Gross negligence connotes “want of care
in the performance of one’s duties.”[8]
Petitioner’s failure to observe basic procedure constituted gross negligence. His
repeated failure to carefully observe his duties as PBM clearly showed utter
want of care.
After committing gross negligence,
petitioner surprisingly still expects respondent bank to retain him. Nothing can compel an employer to continue
availing of the services of an employee guilty of acts inimical to its
interests as this is a ground for loss of confidence.[9]
Petitioner’s breach of respondent bank’s policies intended to safeguard the
bank and its clients’ funds was clearly inimical to the interests of his
employer. Loss of confidence and
dismissal from employment were therefore justified.
Loss of confidence applies to situations
where the employee is routinely charged with the care and custody of employer’s
money or property.[10]
“If the employees are cashiers, managers, supervisors, salesmen or other
personnel occupying positions of responsibility, the employer’s loss of trust
and confidence in said employees may justify termination of their employment.”[11]
The CA was thus correct in upholding the
dismissal of petitioner.
WHEREFORE,
the motion for reconsideration is DENIED with FINALITY.
Costs against
petitioner.
No further pleadings or motions shall be
entertained.
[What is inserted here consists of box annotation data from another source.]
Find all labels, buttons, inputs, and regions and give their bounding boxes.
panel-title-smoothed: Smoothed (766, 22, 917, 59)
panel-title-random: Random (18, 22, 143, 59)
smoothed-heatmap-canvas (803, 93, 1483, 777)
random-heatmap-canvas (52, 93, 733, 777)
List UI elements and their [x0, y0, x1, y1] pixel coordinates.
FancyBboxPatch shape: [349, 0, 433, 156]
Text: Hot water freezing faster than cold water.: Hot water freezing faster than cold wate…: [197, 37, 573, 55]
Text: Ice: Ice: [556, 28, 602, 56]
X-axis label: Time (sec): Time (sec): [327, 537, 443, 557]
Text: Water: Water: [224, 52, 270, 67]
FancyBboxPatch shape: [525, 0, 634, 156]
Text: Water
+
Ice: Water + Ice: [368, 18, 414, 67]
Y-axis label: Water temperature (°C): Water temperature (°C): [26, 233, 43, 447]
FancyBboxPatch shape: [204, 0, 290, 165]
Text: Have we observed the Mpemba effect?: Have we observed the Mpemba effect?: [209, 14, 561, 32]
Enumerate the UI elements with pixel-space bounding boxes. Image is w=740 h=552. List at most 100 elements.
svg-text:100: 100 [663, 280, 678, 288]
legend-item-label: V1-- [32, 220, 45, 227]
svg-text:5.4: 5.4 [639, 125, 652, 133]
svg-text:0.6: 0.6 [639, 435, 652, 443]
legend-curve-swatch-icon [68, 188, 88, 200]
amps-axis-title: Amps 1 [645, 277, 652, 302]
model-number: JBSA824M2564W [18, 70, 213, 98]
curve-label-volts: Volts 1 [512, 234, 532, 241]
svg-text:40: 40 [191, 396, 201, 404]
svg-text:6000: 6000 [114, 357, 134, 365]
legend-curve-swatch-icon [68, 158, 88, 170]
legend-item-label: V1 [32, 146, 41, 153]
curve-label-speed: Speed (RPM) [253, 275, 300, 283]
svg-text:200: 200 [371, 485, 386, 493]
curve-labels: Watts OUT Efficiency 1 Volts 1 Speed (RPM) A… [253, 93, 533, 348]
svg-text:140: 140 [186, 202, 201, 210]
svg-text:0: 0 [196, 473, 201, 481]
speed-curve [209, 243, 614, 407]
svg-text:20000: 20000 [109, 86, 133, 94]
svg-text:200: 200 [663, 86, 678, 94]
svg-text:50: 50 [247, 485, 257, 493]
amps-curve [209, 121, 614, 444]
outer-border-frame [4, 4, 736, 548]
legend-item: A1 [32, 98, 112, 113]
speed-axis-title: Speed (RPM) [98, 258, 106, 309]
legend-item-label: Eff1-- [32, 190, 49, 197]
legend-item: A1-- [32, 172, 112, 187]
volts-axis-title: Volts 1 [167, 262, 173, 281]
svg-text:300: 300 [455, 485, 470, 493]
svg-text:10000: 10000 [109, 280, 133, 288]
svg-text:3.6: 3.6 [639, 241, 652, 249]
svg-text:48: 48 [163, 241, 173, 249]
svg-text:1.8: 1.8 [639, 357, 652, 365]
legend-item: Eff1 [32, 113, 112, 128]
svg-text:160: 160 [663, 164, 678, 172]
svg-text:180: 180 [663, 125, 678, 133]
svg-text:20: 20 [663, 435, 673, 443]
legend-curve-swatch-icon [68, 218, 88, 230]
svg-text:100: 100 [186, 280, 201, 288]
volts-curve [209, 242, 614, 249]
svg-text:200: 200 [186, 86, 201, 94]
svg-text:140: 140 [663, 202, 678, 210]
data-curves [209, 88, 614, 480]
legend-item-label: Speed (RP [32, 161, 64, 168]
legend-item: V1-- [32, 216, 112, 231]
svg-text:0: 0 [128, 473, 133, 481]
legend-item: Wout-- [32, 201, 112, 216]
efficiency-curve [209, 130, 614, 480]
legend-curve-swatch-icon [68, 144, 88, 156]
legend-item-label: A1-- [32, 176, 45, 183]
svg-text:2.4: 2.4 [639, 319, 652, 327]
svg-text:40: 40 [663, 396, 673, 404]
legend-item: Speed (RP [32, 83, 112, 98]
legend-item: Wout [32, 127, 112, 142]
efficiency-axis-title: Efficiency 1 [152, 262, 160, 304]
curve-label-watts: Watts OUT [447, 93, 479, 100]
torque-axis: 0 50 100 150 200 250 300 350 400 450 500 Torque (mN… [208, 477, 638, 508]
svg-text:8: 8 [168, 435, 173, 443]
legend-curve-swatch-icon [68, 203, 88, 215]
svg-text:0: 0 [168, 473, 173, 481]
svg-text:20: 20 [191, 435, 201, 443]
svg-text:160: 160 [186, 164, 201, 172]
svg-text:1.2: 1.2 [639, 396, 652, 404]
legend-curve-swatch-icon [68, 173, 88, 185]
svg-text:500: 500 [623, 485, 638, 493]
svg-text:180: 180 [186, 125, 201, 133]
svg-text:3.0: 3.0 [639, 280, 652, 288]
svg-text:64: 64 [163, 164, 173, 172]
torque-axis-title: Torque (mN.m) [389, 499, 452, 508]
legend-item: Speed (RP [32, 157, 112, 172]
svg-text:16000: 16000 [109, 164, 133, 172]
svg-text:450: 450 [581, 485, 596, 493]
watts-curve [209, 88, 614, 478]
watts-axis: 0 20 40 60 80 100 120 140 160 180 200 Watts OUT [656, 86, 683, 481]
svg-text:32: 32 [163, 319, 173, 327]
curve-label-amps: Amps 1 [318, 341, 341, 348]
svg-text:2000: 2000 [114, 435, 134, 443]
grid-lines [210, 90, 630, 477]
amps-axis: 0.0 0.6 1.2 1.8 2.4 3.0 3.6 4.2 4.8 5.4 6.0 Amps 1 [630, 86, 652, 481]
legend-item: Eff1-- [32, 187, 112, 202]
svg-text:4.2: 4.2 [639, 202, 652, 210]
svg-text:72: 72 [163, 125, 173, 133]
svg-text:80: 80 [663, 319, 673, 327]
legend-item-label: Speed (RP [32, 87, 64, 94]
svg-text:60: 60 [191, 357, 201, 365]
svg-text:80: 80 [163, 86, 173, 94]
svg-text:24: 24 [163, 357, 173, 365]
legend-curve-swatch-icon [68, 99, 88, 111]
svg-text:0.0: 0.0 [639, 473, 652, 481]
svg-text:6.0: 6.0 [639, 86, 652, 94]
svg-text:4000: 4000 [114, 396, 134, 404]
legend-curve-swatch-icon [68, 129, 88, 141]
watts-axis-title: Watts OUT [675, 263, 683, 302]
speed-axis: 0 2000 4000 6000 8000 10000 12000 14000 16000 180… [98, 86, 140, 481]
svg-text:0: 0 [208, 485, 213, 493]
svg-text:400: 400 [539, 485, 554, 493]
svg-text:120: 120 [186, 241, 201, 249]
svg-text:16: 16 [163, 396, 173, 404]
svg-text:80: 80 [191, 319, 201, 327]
Let entry of judgment be made in due course.
SO ORDERED.
Chief Justice
Chairperson
WE CONCUR:
Associate Justice
Associate Justice
MARIANO C. DEL CASTILLO JOSE PORTUGAL PEREZ
Associate Justice Associate Justice
Pursuant to Section 13,
Article VIII of the Constitution, I certify that the conclusions in the above Resolution
had been reached in consultation before the case was assigned to the writer of
the opinion of the Court’s Division.
Chief Justice
[1] Under Rule 45 of the Rules of Court.
[2] Rollo, p. 365.
[3] Rollo, p. 392.
[4] Rollo, p. 414.
[5] Equivalent to 10% of the total award as computed above.
[6] United Coconut Planters Bank v. Basco, G.R. No. 142668 (2004). Citing Lim Sio Bio v. Court of Appeals, 221 SCRA 307 (1993) and Philippine Commercial and International Bank v. Court of Appeals, 350 SCRA 446 (2001).
[7] Rollo, p. 74.
[8] JGB and Associates, Inc. v. National Labor Relations Commission, 254 SCRA 457 (1996).
[9] EEI v. National Labor Relations Commission, 133 SCRA 752.
[10] Azucena, Jr. C.A. Everybody’s Labor Code, 2007 Ed., p. 330.
[11] Azucena, Jr. C.A. Everybody’s Labor Code, 2007 Ed., p. 331 (Emphasis supplied).